Passados estes anos, já não é só Donald Trump a pôr em causa muito daquilo que representa o globalismo, a sociedade aberta. 

Noutros territórios do mundo, em vários continentes, outras vozes, outras organizações (que não só públicas) vão avisando, que o Ocidente, a Europa, têm levado longe demais a sua unipolaridade política, normativa, social, cultural e militar. E já não são assim tão poucas. Antes pelo contrário. 

Alguns protagonistas têm vindo a aproximar-se, nuns casos diretamente, noutros indiretamente, pela pressão de vários acontecimentos mundiais e regionais. 

Aquilo a que poderemos chamar de ‘liga dos nacionalistas, populistas e soberanistas’ começa a ser grande. E merece ser vista com atenção, no que respeita à sua composição e aos seus objetivos. 

O que unirá tão fortemente pessoas como Donald Trump, Erdogan, Putin, Duterte, Orbán e vários outros nossos conhecidos do dia-a-dia mediático, mesmo que entre deles existam divergências noutras matérias? 

Provavelmente o discordarem cada vez mais do globalismo, da sociedade aberta e do internacionalismo liberal. E unem-nos os valores identitários de base nacional, como a defesa da língua e cultura respetiva, a defesa do que é nacional e bom e deve ser prioritário, a rejeição da imigração, a defesa e a proteção das empresas nacionais, bem como a invocação dos gloriosos feitos do passado.

Henry Kissinger, há muito poucos anos atrás, a propósito da nova ordem mundial, defendeu – em livro resultante em grande parte da atualização da sua tese de doutoramento – a necessidade de regressar aos chamados ‘princípios de Vestefália’. Princípios orientadores, de séculos atrás, que permitiram que o direito internacional público moderno acomodasse valores respeitadores da soberania dos Estados constituídos de jure e de facto.

Porque foi em Vestefália que as potências da época acordaram, a bem da sã convivência inter Estados, que a soberania dos países e a legitimidade dos seus governos não deveriam ser colocadas em causa de forma instrumental. 

Quem estudar o enquadramento político e histórico à época, e conhecer o que a convenção de Viena decidiu e inspirou, perceberá o quanto é relevante atendermos à necessidade de, em pleno séc. XXI, se regressar aos princípios de Vestefália. 

O mundo de hoje é cada vez mais global. Que vive entrelaçado entre si, por uma pluralidade de relações de vária índole. As fronteiras físicas deram lugar também a fronteiras culturais, económicas, sociais, psicológicas e até linguísticas. 

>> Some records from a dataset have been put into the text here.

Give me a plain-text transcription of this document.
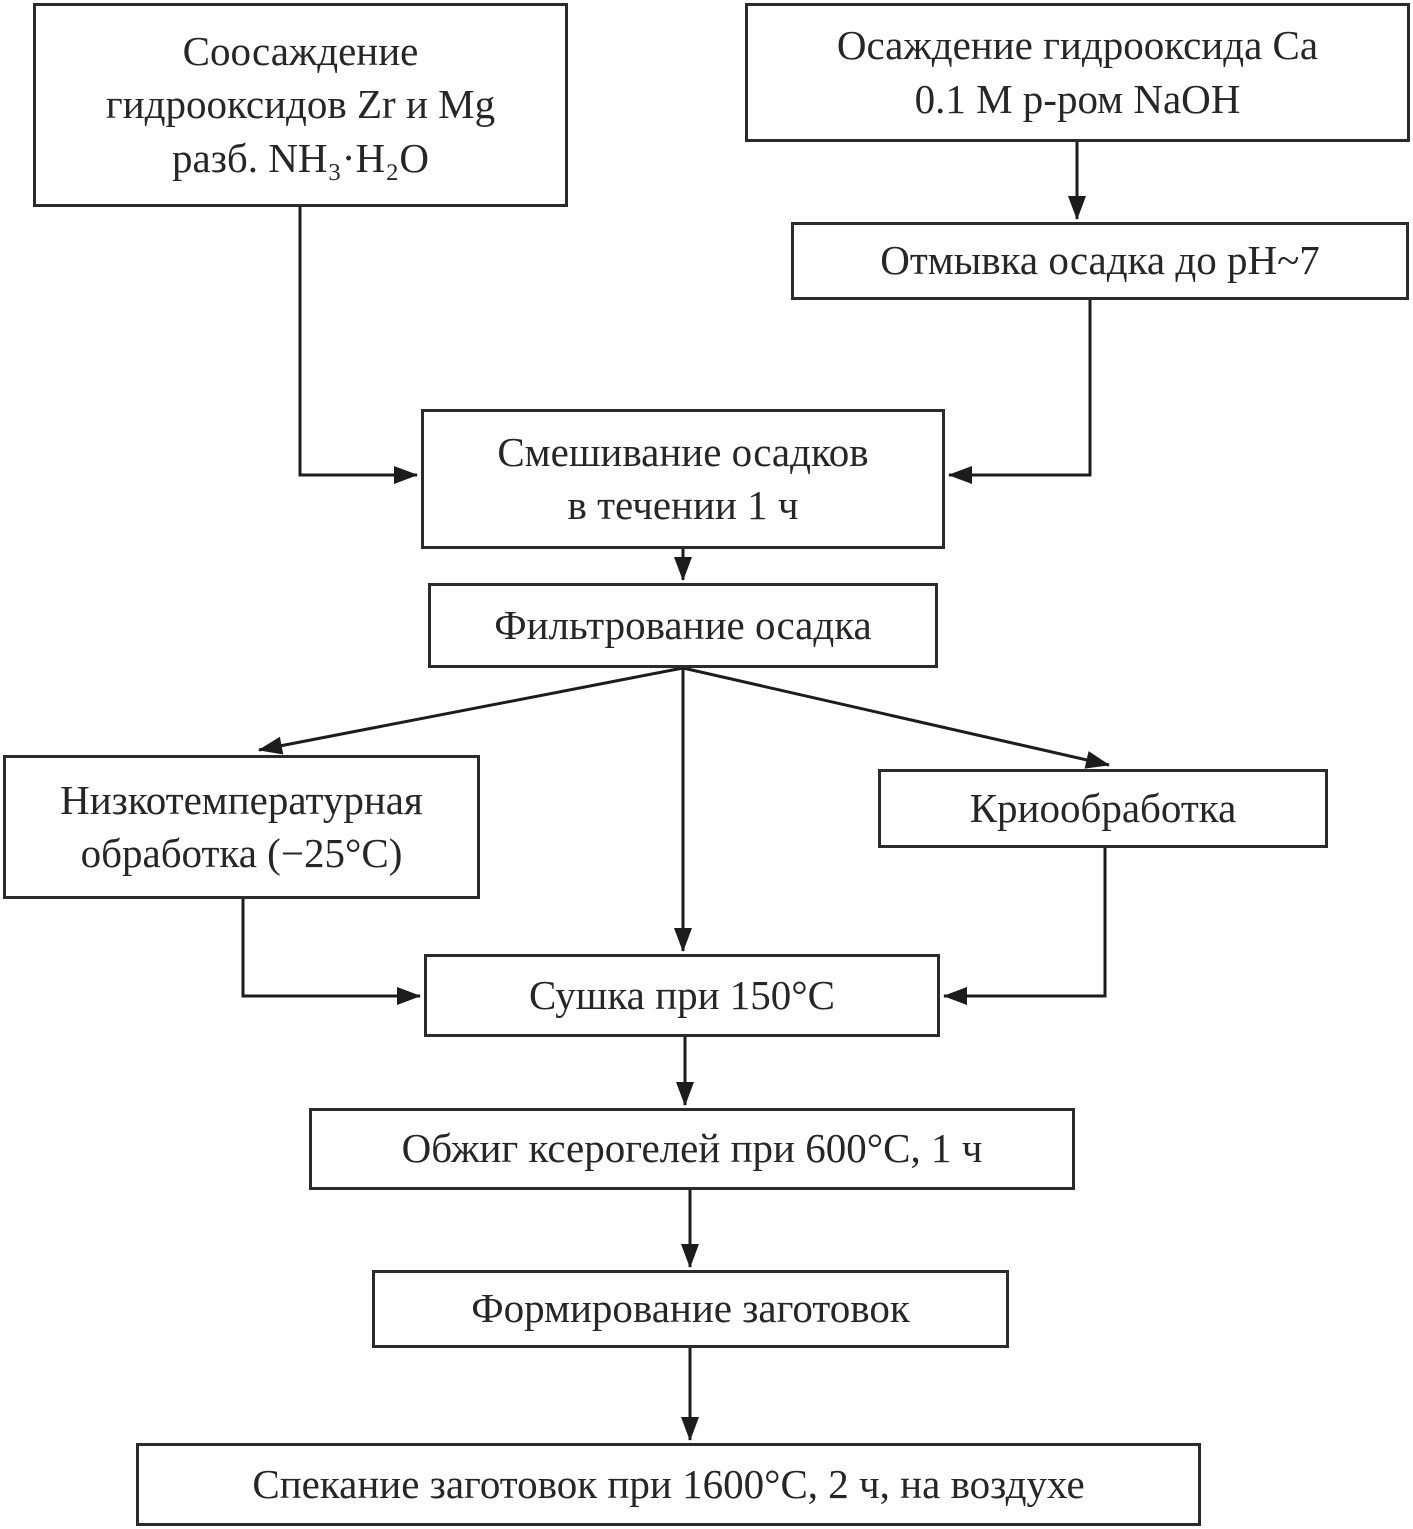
Соосаждение
гидрооксидов Zr и Mg
разб. NH₃·H₂O
Осаждение гидрооксида Ca
0.1 М р-ром NaOH
Отмывка осадка до pH~7
Смешивание осадков
в течении 1 ч
Фильтрование осадка
Низкотемпературная
обработка (−25°C)
Криообработка
Сушка при 150°C
Обжиг ксерогелей при 600°C, 1 ч
Формирование заготовок
Спекание заготовок при 1600°C, 2 ч, на воздухе
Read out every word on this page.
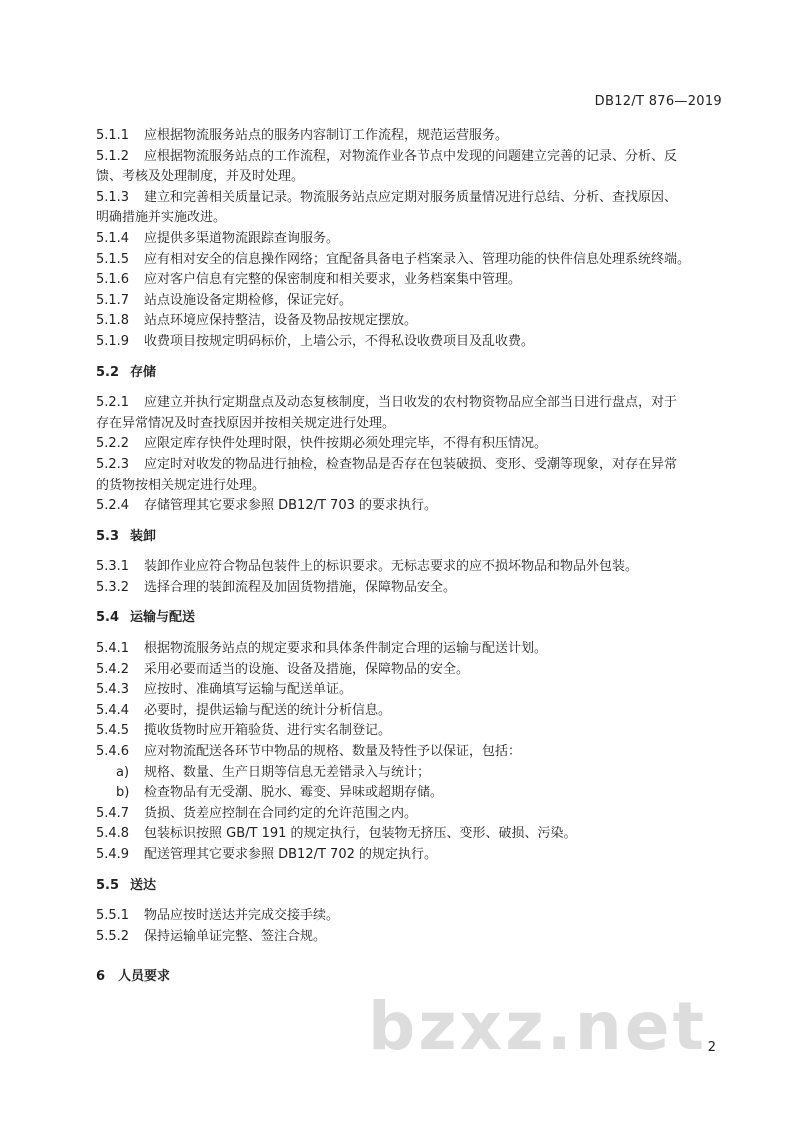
DB12/T 876—2019
5.1.1 应根据物流服务站点的服务内容制订工作流程，规范运营服务。
5.1.2 应根据物流服务站点的工作流程，对物流作业各节点中发现的问题建立完善的记录、分析、反
馈、考核及处理制度，并及时处理。
5.1.3 建立和完善相关质量记录。物流服务站点应定期对服务质量情况进行总结、分析、查找原因、
明确措施并实施改进。
5.1.4 应提供多渠道物流跟踪查询服务。
5.1.5 应有相对安全的信息操作网络；宜配备具备电子档案录入、管理功能的快件信息处理系统终端。
5.1.6 应对客户信息有完整的保密制度和相关要求，业务档案集中管理。
5.1.7 站点设施设备定期检修，保证完好。
5.1.8 站点环境应保持整洁，设备及物品按规定摆放。
5.1.9 收费项目按规定明码标价，上墙公示，不得私设收费项目及乱收费。
5.2 存储
5.2.1 应建立并执行定期盘点及动态复核制度，当日收发的农村物资物品应全部当日进行盘点，对于
存在异常情况及时查找原因并按相关规定进行处理。
5.2.2 应限定库存快件处理时限，快件按期必须处理完毕，不得有积压情况。
5.2.3 应定时对收发的物品进行抽检，检查物品是否存在包装破损、变形、受潮等现象，对存在异常
的货物按相关规定进行处理。
5.2.4 存储管理其它要求参照 DB12/T 703 的要求执行。
5.3 装卸
5.3.1 装卸作业应符合物品包装件上的标识要求。无标志要求的应不损坏物品和物品外包装。
5.3.2 选择合理的装卸流程及加固货物措施，保障物品安全。
5.4 运输与配送
5.4.1 根据物流服务站点的规定要求和具体条件制定合理的运输与配送计划。
5.4.2 采用必要而适当的设施、设备及措施，保障物品的安全。
5.4.3 应按时、准确填写运输与配送单证。
5.4.4 必要时，提供运输与配送的统计分析信息。
5.4.5 揽收货物时应开箱验货、进行实名制登记。
5.4.6 应对物流配送各环节中物品的规格、数量及特性予以保证，包括：
a) 规格、数量、生产日期等信息无差错录入与统计；
b) 检查物品有无受潮、脱水、霉变、异味或超期存储。
5.4.7 货损、货差应控制在合同约定的允许范围之内。
5.4.8 包装标识按照 GB/T 191 的规定执行，包装物无挤压、变形、破损、污染。
5.4.9 配送管理其它要求参照 DB12/T 702 的规定执行。
5.5 送达
5.5.1 物品应按时送达并完成交接手续。
5.5.2 保持运输单证完整、签注合规。
6 人员要求
bzxz.net 2
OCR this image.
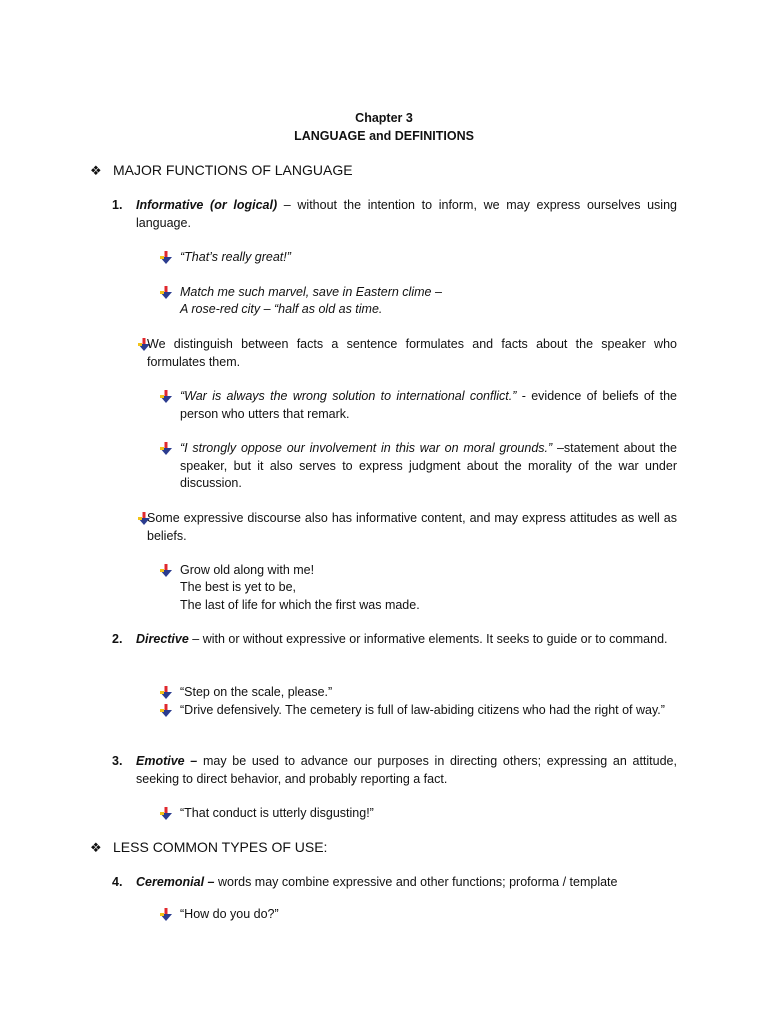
Chapter 3
LANGUAGE and DEFINITIONS
❖ MAJOR FUNCTIONS OF LANGUAGE
1. Informative (or logical) – without the intention to inform, we may express ourselves using language.
“That’s really great!”
Match me such marvel, save in Eastern clime –
A rose-red city – “half as old as time.
We distinguish between facts a sentence formulates and facts about the speaker who formulates them.
“War is always the wrong solution to international conflict.” - evidence of beliefs of the person who utters that remark.
“I strongly oppose our involvement in this war on moral grounds.” –statement about the speaker, but it also serves to express judgment about the morality of the war under discussion.
Some expressive discourse also has informative content, and may express attitudes as well as beliefs.
Grow old along with me!
The best is yet to be,
The last of life for which the first was made.
2. Directive – with or without expressive or informative elements. It seeks to guide or to command.
“Step on the scale, please.”
“Drive defensively. The cemetery is full of law-abiding citizens who had the right of way.”
3. Emotive – may be used to advance our purposes in directing others; expressing an attitude, seeking to direct behavior, and probably reporting a fact.
“That conduct is utterly disgusting!”
❖ LESS COMMON TYPES OF USE:
4. Ceremonial – words may combine expressive and other functions; proforma / template
“How do you do?”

O mundo vive em contradição. Totalmente aberto numas coisas, totalmente fechado noutras. Grande parte do planeta está farta do Ocidente e dos americanos. Mas parte dela ainda tem a ambição de viver como os europeus e os americanos. 

Em países como os EUA, o número de nacionais que está também farto deste estado de coisas é grande. Interrogando-se por que razão os americanos têm de continuar a ser o ‘polícia do mundo’, a gastar biliões com as guerras dos outros, com as catástrofes dos outros e acima de tudo com os problemas dos outros – quando têm em casa pobres mais pobres do que os que estão a apoiar fora de portas, desemprego em alguns Estados maior do que o dos países a quem dão apoio financeiro. 

Só nós, europeus e ocidentais, parecemos não querer perceber que a nossa unipolaridade política e militar, alicerçada na ordem internacional liberal e proclamada pela dita sociedade aberta, está a colocar-nos no olho do furacão mundial. 

São cada vez mais os países e as suas lideranças que não querem uma comunidade internacional com uma ideologia única – que é, na prática, o globalismo. O americanismo de Trump foi um dos primeiros sinais da vontade forte de recuo no liberalismo mundial e no regresso ao protecionismo. Mas não faltam variáveis de ordem económica, social, cultural, religiosa e política que dão corpo a uma força supra estadual que quer combater os exageros do globalismo e da sociedade aberta. 

Países como Portugal devem saber posicionar-se nestas matérias de refrega geopolítica, a bem da defesa dos seus superiores interesses.